Get-Command -CommandType Cmdlet | 
Where-Object { $_.parameters.keys -match 'credential'} | 
Out-GridView -PassThru -Title 'Available cmdlets which has a specific parameter'

# Get namesd aliases 
Get-Alias | 
Out-GridView -PassThru -Title 'Available cmdlets which has a specific parameter'

# Get cmdlet / function parameter aliases
(Get-Command Get-ADUser).Parameters.Values | 
where aliases | 
select Name, Aliases


# All Help topics locations
explorer "$pshome\$($Host.CurrentCulture.Name)"

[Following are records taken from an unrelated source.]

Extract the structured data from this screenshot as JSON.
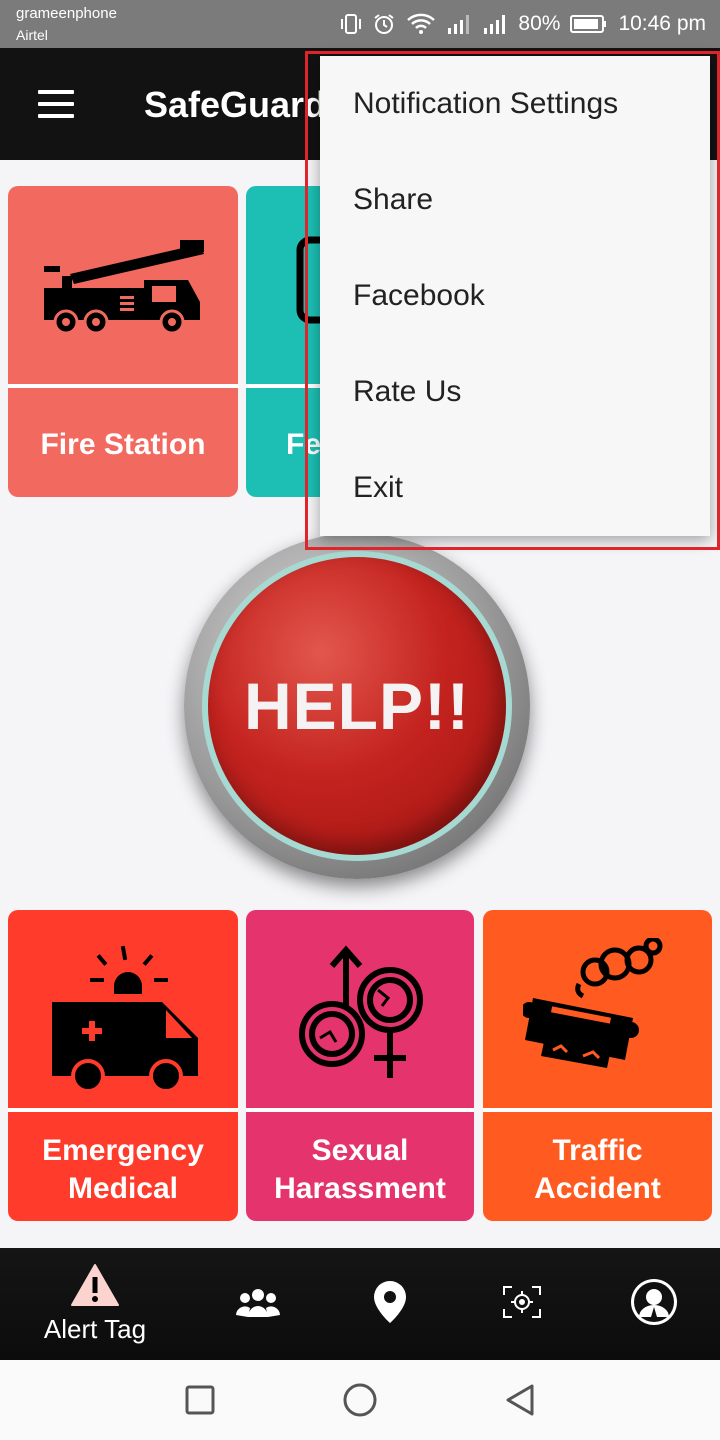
{
  "status_bar": {
    "carrier_primary": "grameenphone",
    "carrier_secondary": "Airtel",
    "battery": "80%",
    "time": "10:46 pm"
  },
  "app_bar": {
    "title": "SafeGuard"
  },
  "tiles": {
    "fire_station": {
      "label": "Fire Station",
      "color": "#f26a5f"
    },
    "second": {
      "label": "Fe",
      "color": "#1dbfb4"
    },
    "emergency_medical": {
      "label_line1": "Emergency",
      "label_line2": "Medical",
      "color": "#ff3b2b"
    },
    "sexual_harassment": {
      "label_line1": "Sexual",
      "label_line2": "Harassment",
      "color": "#e5336d"
    },
    "traffic_accident": {
      "label_line1": "Traffic",
      "label_line2": "Accident",
      "color": "#ff5a1f"
    }
  },
  "help_button": {
    "label": "HELP!!"
  },
  "overflow_menu": {
    "items": [
      "Notification Settings",
      "Share",
      "Facebook",
      "Rate Us",
      "Exit"
    ]
  },
  "bottom_nav": {
    "alert_tag_label": "Alert Tag",
    "icons": [
      "alert-triangle-icon",
      "group-icon",
      "location-pin-icon",
      "target-scan-icon",
      "profile-icon"
    ]
  },
  "colors": {
    "highlight_border": "#e0242c",
    "app_bar": "#121212"
  }
}
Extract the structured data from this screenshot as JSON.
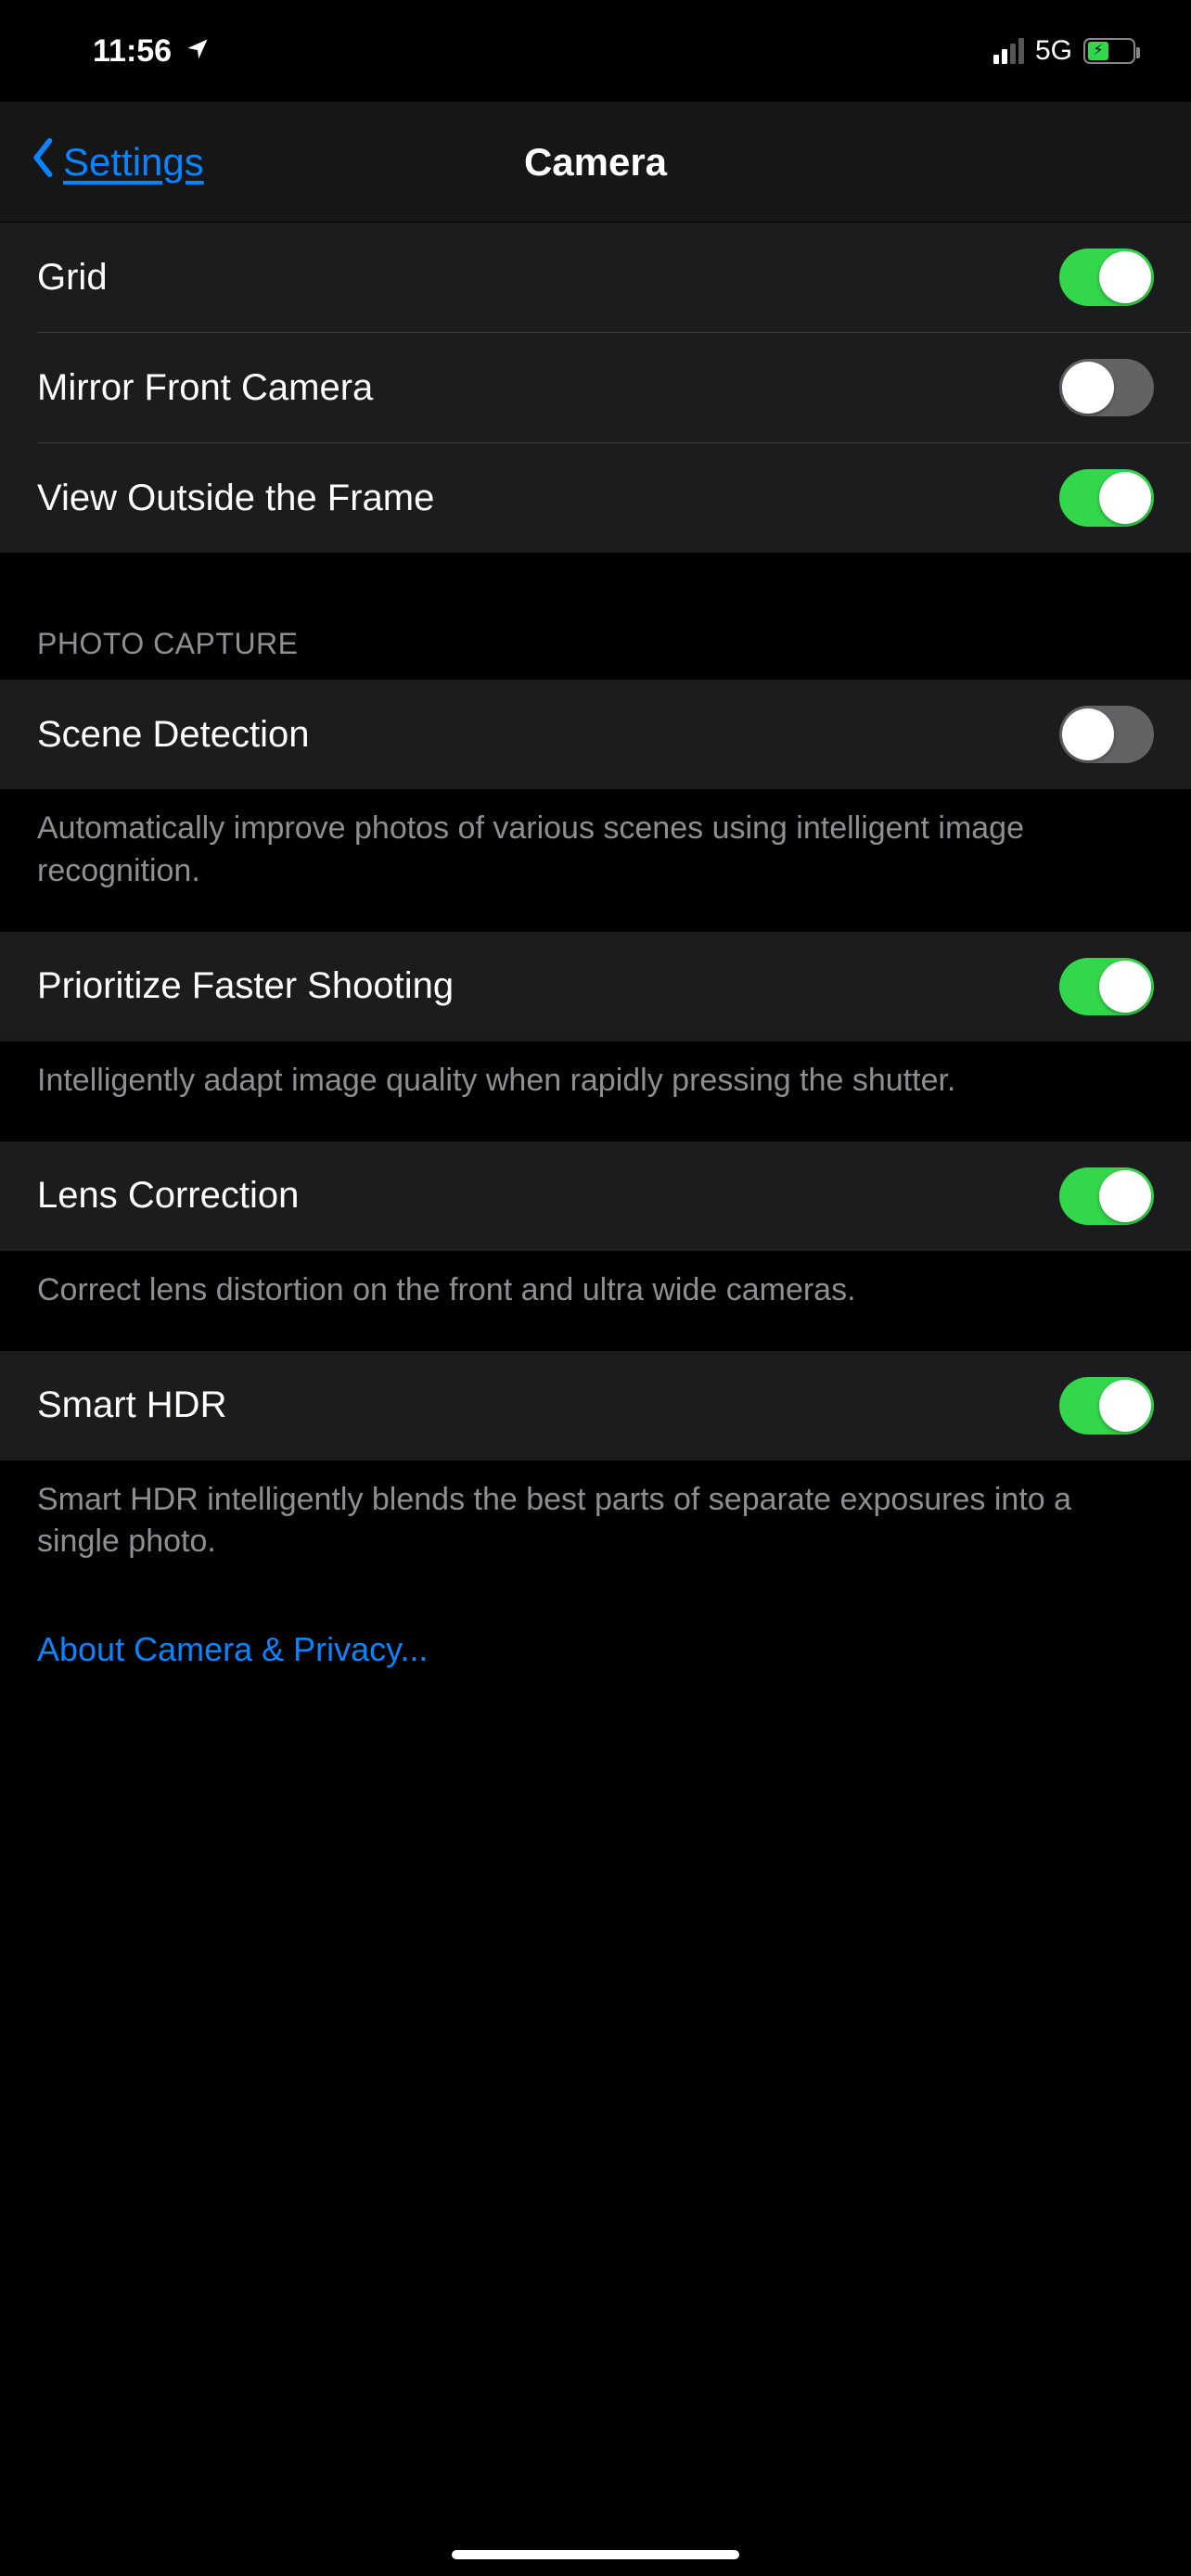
{
  "status": {
    "time": "11:56",
    "network": "5G"
  },
  "nav": {
    "back": "Settings",
    "title": "Camera"
  },
  "composition": {
    "grid": "Grid",
    "mirror": "Mirror Front Camera",
    "viewOutside": "View Outside the Frame"
  },
  "photoCapture": {
    "header": "PHOTO CAPTURE",
    "sceneDetection": "Scene Detection",
    "sceneDetectionFooter": "Automatically improve photos of various scenes using intelligent image recognition.",
    "prioritizeFaster": "Prioritize Faster Shooting",
    "prioritizeFasterFooter": "Intelligently adapt image quality when rapidly pressing the shutter.",
    "lensCorrection": "Lens Correction",
    "lensCorrectionFooter": "Correct lens distortion on the front and ultra wide cameras.",
    "smartHDR": "Smart HDR",
    "smartHDRFooter": "Smart HDR intelligently blends the best parts of separate exposures into a single photo."
  },
  "link": "About Camera & Privacy...",
  "toggles": {
    "grid": true,
    "mirror": false,
    "viewOutside": true,
    "sceneDetection": false,
    "prioritizeFaster": true,
    "lensCorrection": true,
    "smartHDR": true
  }
}
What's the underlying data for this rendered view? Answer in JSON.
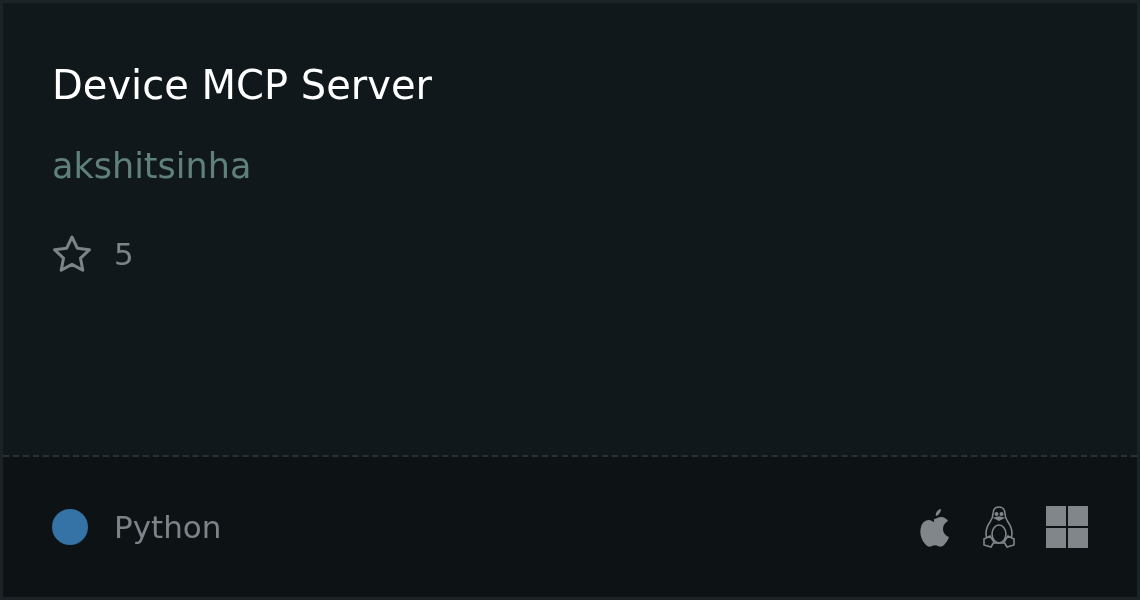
{
  "card": {
    "title": "Device MCP Server",
    "author": "akshitsinha",
    "star_count": "5"
  },
  "footer": {
    "language": {
      "name": "Python",
      "color": "#3572a5"
    },
    "platforms": [
      {
        "kind": "apple"
      },
      {
        "kind": "linux"
      },
      {
        "kind": "windows"
      }
    ]
  }
}
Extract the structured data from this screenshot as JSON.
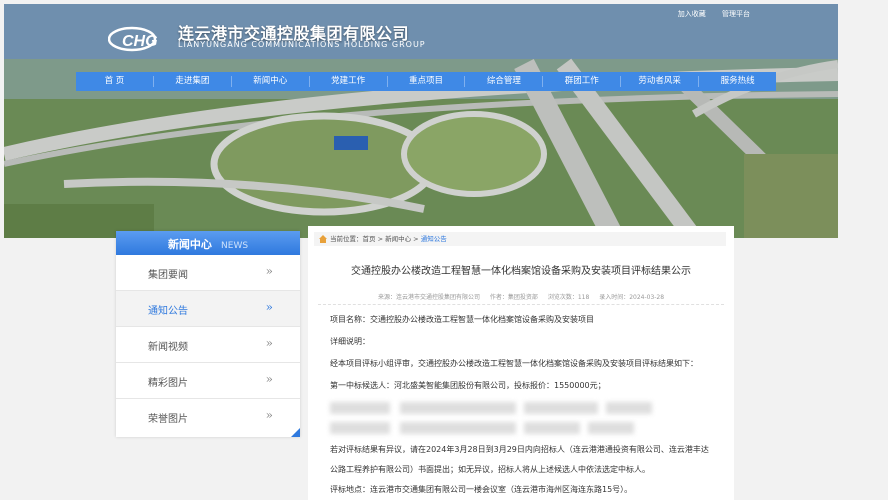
{
  "header": {
    "top_links": [
      "加入收藏",
      "管理平台"
    ],
    "logo_mark": "CHG",
    "company_cn": "连云港市交通控股集团有限公司",
    "company_en": "LIANYUNGANG COMMUNICATIONS HOLDING GROUP"
  },
  "nav": [
    "首 页",
    "走进集团",
    "新闻中心",
    "党建工作",
    "重点项目",
    "综合管理",
    "群团工作",
    "劳动者风采",
    "服务热线"
  ],
  "sidebar": {
    "title_cn": "新闻中心",
    "title_en": "NEWS",
    "items": [
      {
        "label": "集团要闻",
        "active": false
      },
      {
        "label": "通知公告",
        "active": true
      },
      {
        "label": "新闻视频",
        "active": false
      },
      {
        "label": "精彩图片",
        "active": false
      },
      {
        "label": "荣誉图片",
        "active": false
      }
    ],
    "chevron": "»"
  },
  "breadcrumb": {
    "prefix": "当前位置：",
    "home": "首页",
    "sep1": " > ",
    "section": "新闻中心",
    "sep2": " > ",
    "current": "通知公告"
  },
  "article": {
    "title": "交通控股办公楼改造工程智慧一体化档案馆设备采购及安装项目评标结果公示",
    "meta": {
      "source": "来源：连云港市交通控股集团有限公司",
      "author": "作者：集团投资部",
      "views": "浏览次数：118",
      "date": "录入时间：2024-03-28"
    },
    "paragraphs": [
      "项目名称：交通控股办公楼改造工程智慧一体化档案馆设备采购及安装项目",
      "详细说明：",
      "经本项目评标小组评审，交通控股办公楼改造工程智慧一体化档案馆设备采购及安装项目评标结果如下：",
      "第一中标候选人：河北盛美智能集团股份有限公司，投标报价：1550000元；"
    ],
    "objection": "若对评标结果有异议，请在2024年3月28日到3月29日内向招标人（连云港港通投资有限公司、连云港丰达公路工程养护有限公司）书面提出；如无异议，招标人将从上述候选人中依法选定中标人。",
    "location": "评标地点：连云港市交通集团有限公司一楼会议室（连云港市海州区海连东路15号）。"
  }
}
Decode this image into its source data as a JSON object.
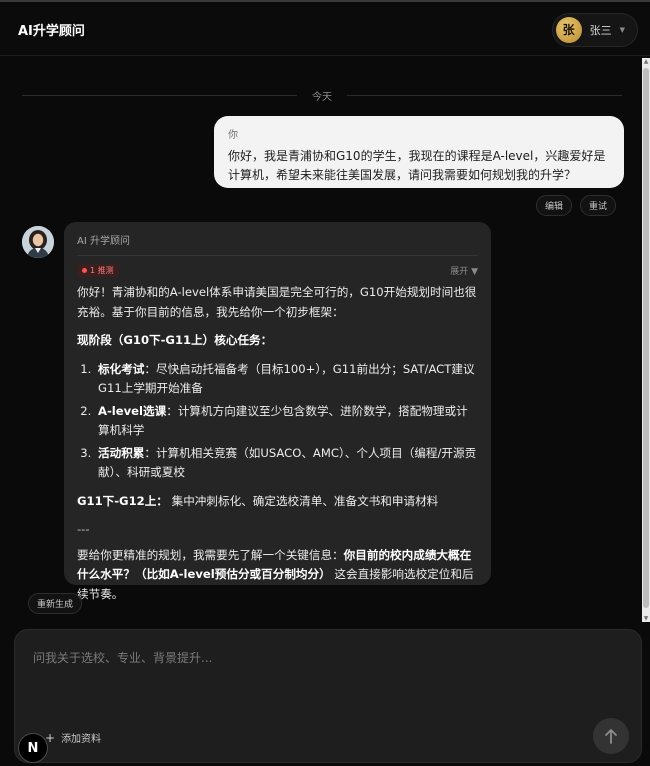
{
  "header": {
    "title": "AI升学顾问",
    "user_initial": "张",
    "user_name": "张三"
  },
  "chat": {
    "date_divider": "今天",
    "user_message": {
      "sender": "你",
      "text": "你好，我是青浦协和G10的学生，我现在的课程是A-level，兴趣爱好是计算机，希望未来能往美国发展，请问我需要如何规划我的升学？"
    },
    "message_actions": [
      "编辑",
      "重试"
    ],
    "bot_message": {
      "sender": "AI 升学顾问",
      "badge": "1 推测",
      "expand_label": "展开 ▼",
      "intro": "你好！青浦协和的A-level体系申请美国是完全可行的，G10开始规划时间也很充裕。基于你目前的信息，我先给你一个初步框架：",
      "section1_title": "现阶段（G10下-G11上）核心任务：",
      "items": [
        {
          "title": "标化考试",
          "text": "：尽快启动托福备考（目标100+），G11前出分；SAT/ACT建议G11上学期开始准备"
        },
        {
          "title": "A-level选课",
          "text": "：计算机方向建议至少包含数学、进阶数学，搭配物理或计算机科学"
        },
        {
          "title": "活动积累",
          "text": "：计算机相关竞赛（如USACO、AMC）、个人项目（编程/开源贡献）、科研或夏校"
        }
      ],
      "section2_title": "G11下-G12上：",
      "section2_text": "集中冲刺标化、确定选校清单、准备文书和申请材料",
      "separator": "---",
      "closing_pre": "要给你更精准的规划，我需要先了解一个关键信息：",
      "closing_bold": "你目前的校内成绩大概在什么水平？（比如A-level预估分或百分制均分）",
      "closing_post": "这会直接影响选校定位和后续节奏。"
    },
    "regenerate_label": "重新生成"
  },
  "composer": {
    "placeholder": "问我关于选校、专业、背景提升...",
    "attach_label": "添加资料",
    "send_icon": "arrow-up-icon"
  },
  "corner_badge": "N"
}
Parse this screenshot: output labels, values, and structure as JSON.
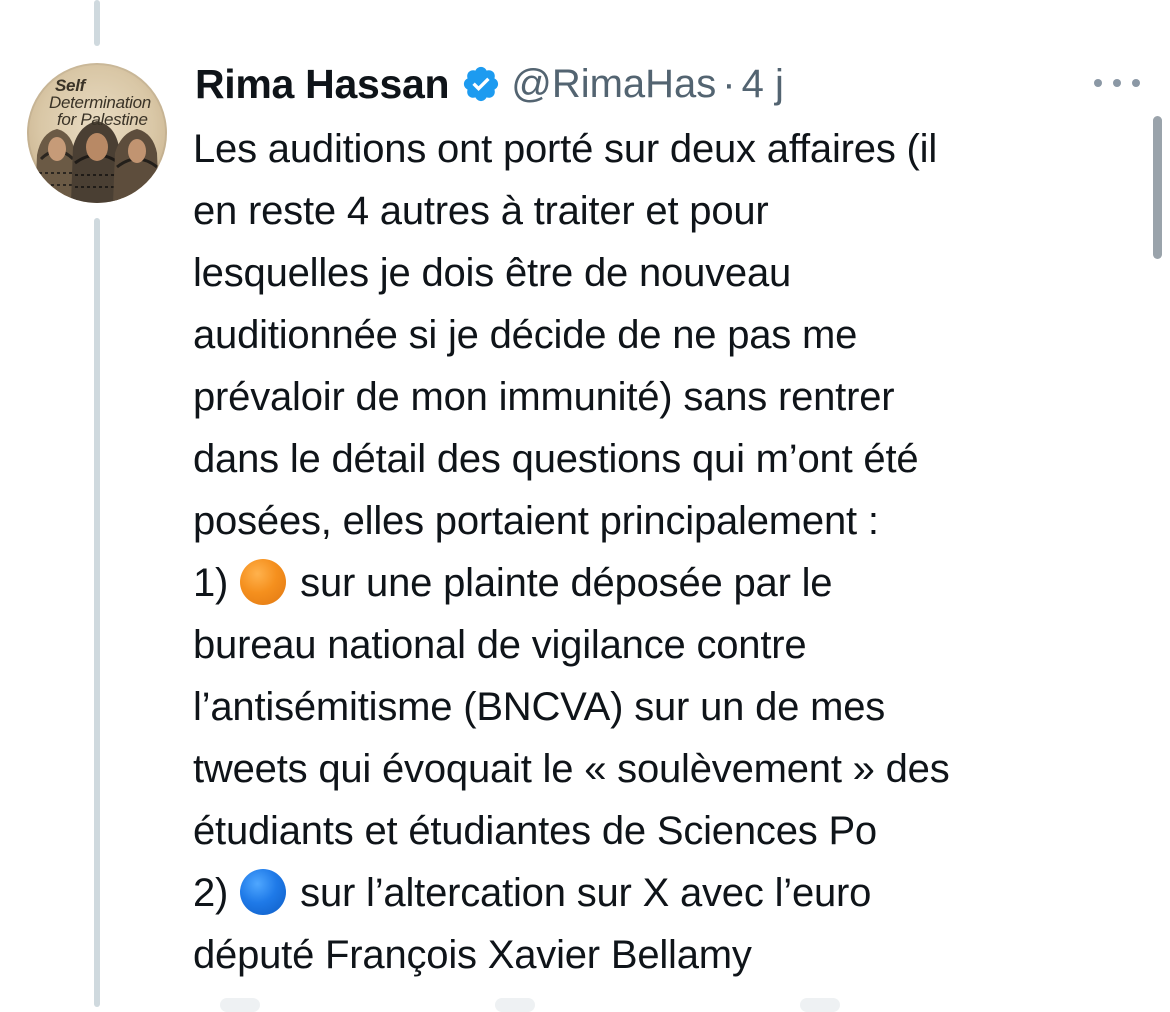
{
  "tweet": {
    "author_name": "Rima Hassan",
    "handle": "@RimaHas",
    "separator": "·",
    "time": "4 j",
    "verified": true,
    "avatar": {
      "text_line1": "Self",
      "text_line2": "Determination",
      "text_line3": "for Palestine"
    },
    "lines": [
      "Les auditions ont porté sur deux affaires (il",
      "en reste 4 autres à traiter et pour",
      "lesquelles je dois être de nouveau",
      "auditionnée si je décide de ne pas me",
      "prévaloir de mon immunité) sans rentrer",
      "dans le détail des questions qui m’ont été",
      "posées, elles portaient principalement :"
    ],
    "point1_prefix": "1)",
    "point1_emoji": "orange-circle",
    "point1_text": "sur une plainte déposée par le",
    "point1_lines": [
      "bureau national de vigilance contre",
      "l’antisémitisme (BNCVA) sur un de mes",
      "tweets qui évoquait le « soulèvement » des",
      "étudiants et étudiantes de Sciences Po"
    ],
    "point2_prefix": "2)",
    "point2_emoji": "blue-circle",
    "point2_text": "sur l’altercation sur X avec l’euro",
    "point2_lines": [
      "député François Xavier Bellamy"
    ]
  },
  "icons": {
    "verified": "verified-badge-icon",
    "more": "more-options-icon"
  },
  "colors": {
    "text": "#0f1419",
    "secondary": "#536471",
    "verified_blue": "#1d9bf0",
    "thread_line": "#cfd9de",
    "emoji_orange": "#f5901e",
    "emoji_blue": "#1f7ae8"
  }
}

# Get any .NET types and their static methods from PowerShell. 
# Enumerate all that are currently loaded into your AppDomain.
#  
[AppDomain]::CurrentDomain.GetAssemblies() | 
foreach { $_.GetTypes() } | 
foreach { $_.GetMethods() } | 
where { $_.IsStatic } | 
select DeclaringType, Name | 
Out-GridView -PassThru -Title '.NET types and their static methods'

# Instantiate the types using new-object and call instance methods. 
# You can use get-member on an instance to get the methods on a type.

Also, in my module, if I am really curious as to what a cmdlet or function is doing. I have a pair of functions to look at the source code. The functions work on virtually every cmdlet and function you may come across, well almost everyone as I’ve encountered a few where the code would not popup for them. Of course since PoSH is now Open Sourced (well v6 (PSCore is) - ‘GitHub - PowerShell/PowerShell: PowerShell for every system!’), you can just download all the source from the MS Github repo as well and ore contribute back of course.

Looking at the source is also a interesting tutorial on the authors mindset and style.

See also:

PowerShell scripting best practices 'blogs.technet.microsoft.com/pstips/2014/06/17/powershell-scripting-best-practices'

The Unofficial PowerShell Best Practices and Style Guide
'blogs.technet.microsoft.com/pstips/2014/06/17/powershell-scripting-best-practices

Using PSScriptAnalyzer to check your PowerShell code for best practices
mikefrobbins.com/2015/11/19/using-psscriptanalyzer-to-check-your-powershell-code-for-best-practices

Point of note:
Running a some of the lookup commands can take a good while for results to show, depending on how many cmdlets / functions are on your system. You may see some errors depending on whether X or Y actually exists (or are readable at all) or you may not be running as Admin, thus some locations would get access denied.

Just a note about aliases at any level:
There a good thing for Q&D (quick and dirty - avoid the carpel tunnel) interactive command line stuff, or if it’s just you who are going to use it. In production scripts/automation, they are generally a bad thing. Due to folks just not familiar (or don’t care to learn) with them, not willing to use them, and then there is the maintenance of that code, especially for those that follow you. Aliases just make things have unnecessary efforts to decipher them.

So, sure use them, many do, but in production code, best practice to always use full cmdlet/function/parameter, to avoid any further confusion / unnecessary hair pulling (I tell my crew, I have none left to pull - 8^}).

BTW, in the PoSH console host and the ISE, it will not yell at you (meaning, show error/issue indicators - well it will if you validate with the PSScriptAnalyzer) not to use them, but Visual Studio Code will dynamically, with messages like (when you hover over the error in the editor) …

[PSScriptAnalyzer] 'gci' is an alias of 'Get-ChildItem'. Alias can introduce possible problems and make scripts hard to maintain. Please consider changing alias to its full content. (PSAvoidUsingCmdletAliases) function gci

… and even offer to expand it for you at a click.

You can use a function on your production code to dynamically expand aliases, so that it is not a manual thing for you to deal with later.